Présenté devant un public intéressé, le film documentaire Les témoins de la mémoire, produit en 2004,
avait réussi à réhabiliter la mémoire des anciens déportés algériens en Nouvelle-Calédonie.
Malgré le poids des années, Saïd Oulmi garde toujours la verve de ce réalisateur hors pair et bouillonnant d’idées, très connu pour avoir ravivé les mémoires à une certaine époque à travers ses films documentaires percutants, dont le plus célèbre demeure celui consacré à l’histoire poignante des Algériens déportés en Nouvelle-Calédonie durant l’occupation française.
Une œuvre qui avait marqué des milliers de téléspectateurs lors de sa diffusion en prime time par la télévision algérienne en 2004, provoquant une merveilleuse nostalgie auprès des descendants de ces déportés qui, malgré le temps et l’éloignement, n’ont pas oublié ni renié leurs racines.
Une série qui a rappelé la saga de l’auteur américain Alex Haley dans le roman Racines adapté à la télévision raconte l’histoire du descendant d’un esclave noir qui est allé à la recherche de ses origines en Afrique.
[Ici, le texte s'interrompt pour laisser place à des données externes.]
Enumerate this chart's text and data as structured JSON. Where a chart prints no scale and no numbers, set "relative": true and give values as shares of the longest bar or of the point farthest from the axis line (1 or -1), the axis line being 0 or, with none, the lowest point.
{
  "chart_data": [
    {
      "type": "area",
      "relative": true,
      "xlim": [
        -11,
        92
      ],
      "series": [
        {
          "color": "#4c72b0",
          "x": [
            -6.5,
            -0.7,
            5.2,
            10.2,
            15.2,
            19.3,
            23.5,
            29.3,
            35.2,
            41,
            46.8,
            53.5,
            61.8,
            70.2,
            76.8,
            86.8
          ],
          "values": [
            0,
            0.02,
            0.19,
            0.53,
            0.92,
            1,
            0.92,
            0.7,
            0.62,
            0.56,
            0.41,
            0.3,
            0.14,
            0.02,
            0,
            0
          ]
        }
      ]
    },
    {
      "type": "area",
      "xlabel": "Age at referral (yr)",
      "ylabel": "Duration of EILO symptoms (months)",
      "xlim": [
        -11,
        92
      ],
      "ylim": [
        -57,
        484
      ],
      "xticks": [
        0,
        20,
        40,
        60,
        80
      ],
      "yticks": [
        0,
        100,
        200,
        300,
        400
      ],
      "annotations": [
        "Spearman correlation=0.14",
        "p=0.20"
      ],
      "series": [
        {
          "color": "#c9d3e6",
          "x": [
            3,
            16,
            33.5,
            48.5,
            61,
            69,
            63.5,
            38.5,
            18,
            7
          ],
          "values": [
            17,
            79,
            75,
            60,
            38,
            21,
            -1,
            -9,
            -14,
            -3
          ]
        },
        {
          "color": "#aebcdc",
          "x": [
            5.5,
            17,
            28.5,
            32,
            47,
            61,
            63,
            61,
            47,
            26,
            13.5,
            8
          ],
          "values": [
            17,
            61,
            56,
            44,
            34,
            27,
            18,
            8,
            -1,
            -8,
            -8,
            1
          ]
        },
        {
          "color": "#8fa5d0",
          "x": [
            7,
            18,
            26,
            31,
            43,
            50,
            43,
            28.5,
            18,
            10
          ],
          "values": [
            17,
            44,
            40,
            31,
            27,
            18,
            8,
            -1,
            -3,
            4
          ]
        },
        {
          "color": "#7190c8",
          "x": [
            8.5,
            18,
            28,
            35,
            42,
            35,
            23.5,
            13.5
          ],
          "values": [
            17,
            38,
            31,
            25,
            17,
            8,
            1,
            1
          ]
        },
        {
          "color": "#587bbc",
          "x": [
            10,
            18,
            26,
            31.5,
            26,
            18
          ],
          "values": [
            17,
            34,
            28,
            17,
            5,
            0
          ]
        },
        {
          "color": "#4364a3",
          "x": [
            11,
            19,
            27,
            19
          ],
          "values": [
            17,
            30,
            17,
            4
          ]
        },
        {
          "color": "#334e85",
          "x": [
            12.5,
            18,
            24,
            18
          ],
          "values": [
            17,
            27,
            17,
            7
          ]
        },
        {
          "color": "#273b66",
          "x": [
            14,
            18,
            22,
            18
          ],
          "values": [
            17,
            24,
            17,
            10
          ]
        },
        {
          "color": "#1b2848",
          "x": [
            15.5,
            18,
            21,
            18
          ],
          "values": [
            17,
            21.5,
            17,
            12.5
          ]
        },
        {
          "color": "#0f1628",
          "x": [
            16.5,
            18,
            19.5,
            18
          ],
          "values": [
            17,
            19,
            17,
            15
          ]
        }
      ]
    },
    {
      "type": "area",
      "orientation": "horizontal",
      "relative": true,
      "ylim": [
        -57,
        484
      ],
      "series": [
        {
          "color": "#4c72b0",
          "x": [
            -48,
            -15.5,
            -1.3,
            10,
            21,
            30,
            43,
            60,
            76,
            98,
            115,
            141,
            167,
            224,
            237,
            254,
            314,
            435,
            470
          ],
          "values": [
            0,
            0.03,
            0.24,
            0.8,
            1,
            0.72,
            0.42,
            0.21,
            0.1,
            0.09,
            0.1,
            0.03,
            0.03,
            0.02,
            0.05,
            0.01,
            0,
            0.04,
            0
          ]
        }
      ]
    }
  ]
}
Le film documentaire Chouhoud Edhakira (Les témoins de la mémoire) de Saïd Oulmi produit sous forme d’une série de huit parties de 52 minutes chacune, dont des séquences ont été projetées récemment lors de la 4e rencontre du «Café Cinérama» de la ville de Aïn M’lila, dans la wilaya d’Oum El Bouaghi, a été qualifié par certains intervenants de référence historique qui demeure encore d’actualité plus de 20 ans après sa première diffusion.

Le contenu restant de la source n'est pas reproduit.